Connections are up, and so is the cost, largely thanks to an ‘uplift in cybersecurity’, according to Service Australia’s CEO.
The Healthcare Identifiers Service experienced significant growth in 2023-24 of between 7.5% and 15.4% depending on the type of HI assigned, according to the service’s annual report.
Most impressive was the 15.4% increase in the number of individual healthcare identifiers assigned, rising from 536,425 in 2022-23 to 619,070 in the last financial year.
The number of HIs assigned to healthcare provider organisations rose 10.6% from 3230 in 2022-23 to 3573 in 2023-24. And 59,674 individual healthcare providers were assigned identifiers, up 7.5% from 2022-23.
Under the HI Act the HIS can legally disclose healthcare identifiers to providers, patients, registration authorities, security entities and the My Health Record operator. In 2023-24, the number of disclosures by phone or service centres halved to just 2101, but in contrast, online web service disclosures boomed from 511.1 million in 2022-23 to 714.8 million in the past year.
In terms of service level performance failed to meet some significant targets.
Notably only 68.8% of customers had their call to the HIS call centre answered inside seven minutes, well below the target of 80% or better.
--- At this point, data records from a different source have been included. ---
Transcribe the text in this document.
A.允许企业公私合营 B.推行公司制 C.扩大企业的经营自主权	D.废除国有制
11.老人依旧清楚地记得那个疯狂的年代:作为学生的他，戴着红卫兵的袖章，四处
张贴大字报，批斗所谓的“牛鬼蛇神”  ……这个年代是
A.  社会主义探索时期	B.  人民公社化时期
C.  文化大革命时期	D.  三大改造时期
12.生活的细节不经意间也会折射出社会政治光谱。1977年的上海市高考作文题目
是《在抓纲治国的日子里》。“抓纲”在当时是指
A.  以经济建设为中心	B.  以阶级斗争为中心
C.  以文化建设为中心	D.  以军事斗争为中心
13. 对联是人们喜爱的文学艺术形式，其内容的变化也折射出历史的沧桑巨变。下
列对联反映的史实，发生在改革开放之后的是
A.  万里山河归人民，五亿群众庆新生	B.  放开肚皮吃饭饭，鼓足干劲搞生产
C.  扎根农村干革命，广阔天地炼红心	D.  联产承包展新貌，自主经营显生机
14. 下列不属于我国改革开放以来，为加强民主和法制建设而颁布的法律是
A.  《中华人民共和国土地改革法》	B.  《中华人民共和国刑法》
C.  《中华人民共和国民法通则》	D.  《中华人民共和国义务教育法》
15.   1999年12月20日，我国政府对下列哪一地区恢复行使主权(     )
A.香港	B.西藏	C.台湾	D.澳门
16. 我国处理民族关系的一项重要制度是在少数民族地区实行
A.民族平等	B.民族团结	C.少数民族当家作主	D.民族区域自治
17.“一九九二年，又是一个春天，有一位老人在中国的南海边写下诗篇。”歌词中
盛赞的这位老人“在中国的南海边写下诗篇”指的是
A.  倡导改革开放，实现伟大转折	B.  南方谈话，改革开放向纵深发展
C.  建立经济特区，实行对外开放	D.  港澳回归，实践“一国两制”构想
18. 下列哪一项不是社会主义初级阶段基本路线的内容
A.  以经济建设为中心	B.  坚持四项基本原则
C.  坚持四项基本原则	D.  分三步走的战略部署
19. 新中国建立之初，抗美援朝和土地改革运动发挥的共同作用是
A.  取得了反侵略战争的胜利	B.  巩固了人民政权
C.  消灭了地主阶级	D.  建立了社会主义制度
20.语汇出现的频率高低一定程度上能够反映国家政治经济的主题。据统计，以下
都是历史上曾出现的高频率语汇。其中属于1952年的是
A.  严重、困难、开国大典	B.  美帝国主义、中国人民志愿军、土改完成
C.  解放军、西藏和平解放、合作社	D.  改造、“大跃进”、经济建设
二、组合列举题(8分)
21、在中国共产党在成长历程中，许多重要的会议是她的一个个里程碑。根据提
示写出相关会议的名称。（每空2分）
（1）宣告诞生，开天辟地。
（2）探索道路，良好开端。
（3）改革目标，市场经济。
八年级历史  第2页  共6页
Providers had their calls answered in less than two minutes 73.3% of the time (under the 80% target).
Online service requests were resolved within five business days 92.71% of the time (below the 95% target).
Total expenditure on the HIS was $13.5 million, a 37.8% increase on the 2022-23 expenditure of $9.8 million.
“In 2023–24 financial year, there was continued growth in active identifiers and increased connections,” said Services Australia CEO David Hazlehurst.
“As part of the government’s healthcare modernisation, this year, we’ve continued to prepare for the future of healthcare identifiers across health, aged care and disability sectors.
“In line with the need for cybersecurity uplift across the board, we’ve helped customers with older certificates transition to a more digitally secure system.
“We’ve also been pleased to support the Services Australia life events birth of a child pilot, connecting children to digital health services earlier.”